Issues arise in attempting to account for LD in linkage analysis using the methods described here. First, choice of an LD coefficient and its cut-off or other test for its significance will affect regions to be addressed. Although we removed |D'| greater than 0.73, this could be varied to optimize the balance between bias and informativeness. Second, specific markers to drop in an LD region must be selected. We dropped markers such that shorter map gaps were created; an alternative is to choose based on IC, as proved useful in a recent empirical report [14].

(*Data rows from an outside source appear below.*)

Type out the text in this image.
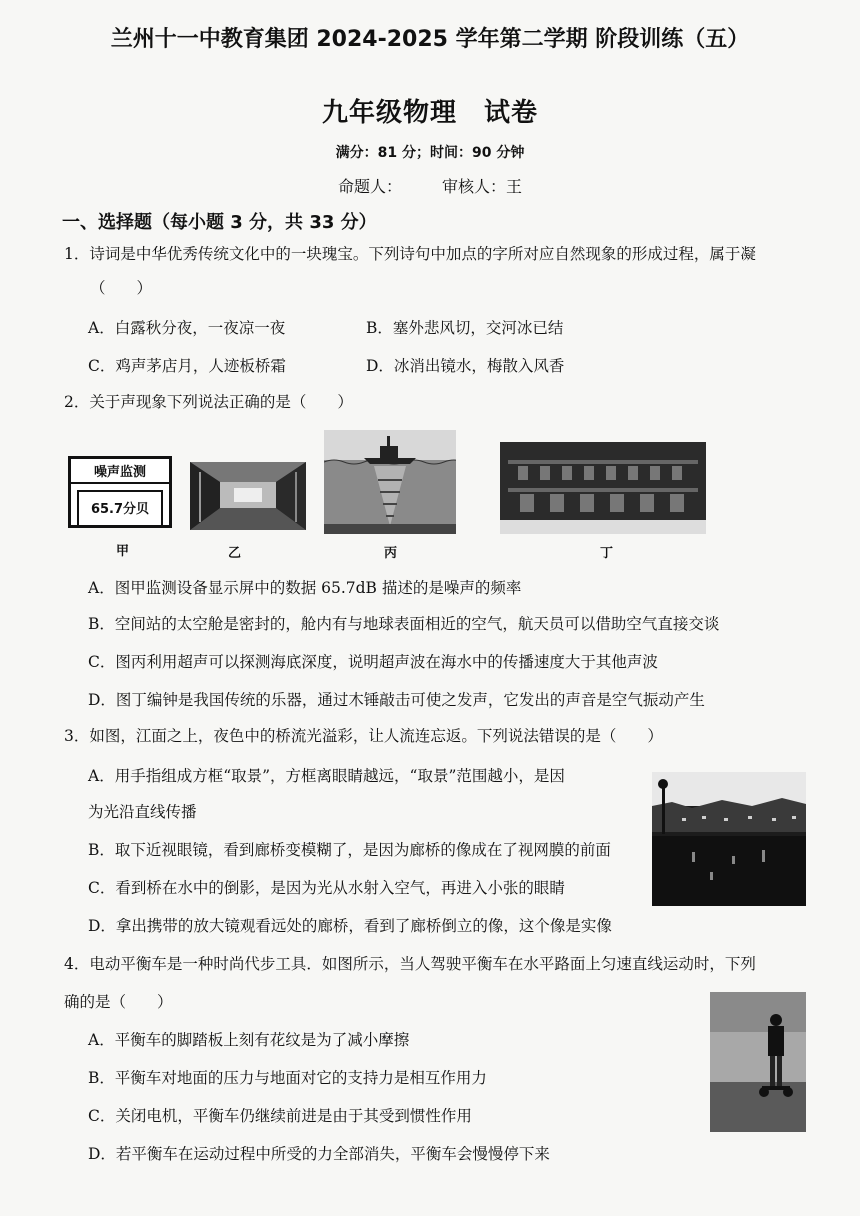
兰州十一中教育集团 2024-2025 学年第二学期 阶段训练（五）
九年级物理　试卷
满分：81 分；时间：90 分钟
命题人：　　　审核人：王
一、选择题（每小题 3 分，共 33 分）
1．诗词是中华优秀传统文化中的一块瑰宝。下列诗句中加点的字所对应自然现象的形成过程，属于凝
（　　）
A．白露秋分夜，一夜凉一夜	B．塞外悲风切，交河冰已结
C．鸡声茅店月，人迹板桥霜	D．冰消出镜水，梅散入风香
2．关于声现象下列说法正确的是（　　）
噪声监测
65.7分贝
甲	乙	丙	丁
A．图甲监测设备显示屏中的数据 65.7dB 描述的是噪声的频率
B．空间站的太空舱是密封的，舱内有与地球表面相近的空气，航天员可以借助空气直接交谈
C．图丙利用超声可以探测海底深度，说明超声波在海水中的传播速度大于其他声波
D．图丁编钟是我国传统的乐器，通过木锤敲击可使之发声，它发出的声音是空气振动产生
3．如图，江面之上，夜色中的桥流光溢彩，让人流连忘返。下列说法错误的是（　　）
A．用手指组成方框“取景”，方框离眼睛越远，“取景”范围越小，是因
为光沿直线传播
B．取下近视眼镜，看到廊桥变模糊了，是因为廊桥的像成在了视网膜的前面
C．看到桥在水中的倒影，是因为光从水射入空气，再进入小张的眼睛
D．拿出携带的放大镜观看远处的廊桥，看到了廊桥倒立的像，这个像是实像
4．电动平衡车是一种时尚代步工具．如图所示，当人驾驶平衡车在水平路面上匀速直线运动时，下列
确的是（　　）
A．平衡车的脚踏板上刻有花纹是为了减小摩擦
B．平衡车对地面的压力与地面对它的支持力是相互作用力
C．关闭电机，平衡车仍继续前进是由于其受到惯性作用
D．若平衡车在运动过程中所受的力全部消失，平衡车会慢慢停下来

Dropping markers in LD in the current analysis appeared to reduce power in areas with true linkage. This is an important loss, because, in reality one can not differentiate true and false positives. Software allowing for estimation and/or fixing of haplotype-frequencies in LOD score linkage analysis without dropping markers was developed for early restriction fragment length polymorphism studies (described in [15]). However, implementation over genome-wide high-density SNPs will be cumbersome. High-throughput methods for parametric and nonparametric linkage analyses accounting for population-specific intermarker LD in genomic searches without reduction of IC are needed.

Conclusion

As linkage analyses are conducted on dense SNP genome scans, one issue to weigh will be increased intermarker LD over microsatellite genome scans. Genome-wide analysis of LD should be performed preliminarily so that LD can be accounted for and bias away from the null can be minimized. Simple methods to account for LD, such as marker-dropping, or more sophisticated analytical approaches may improve validity of these types of linkage studies.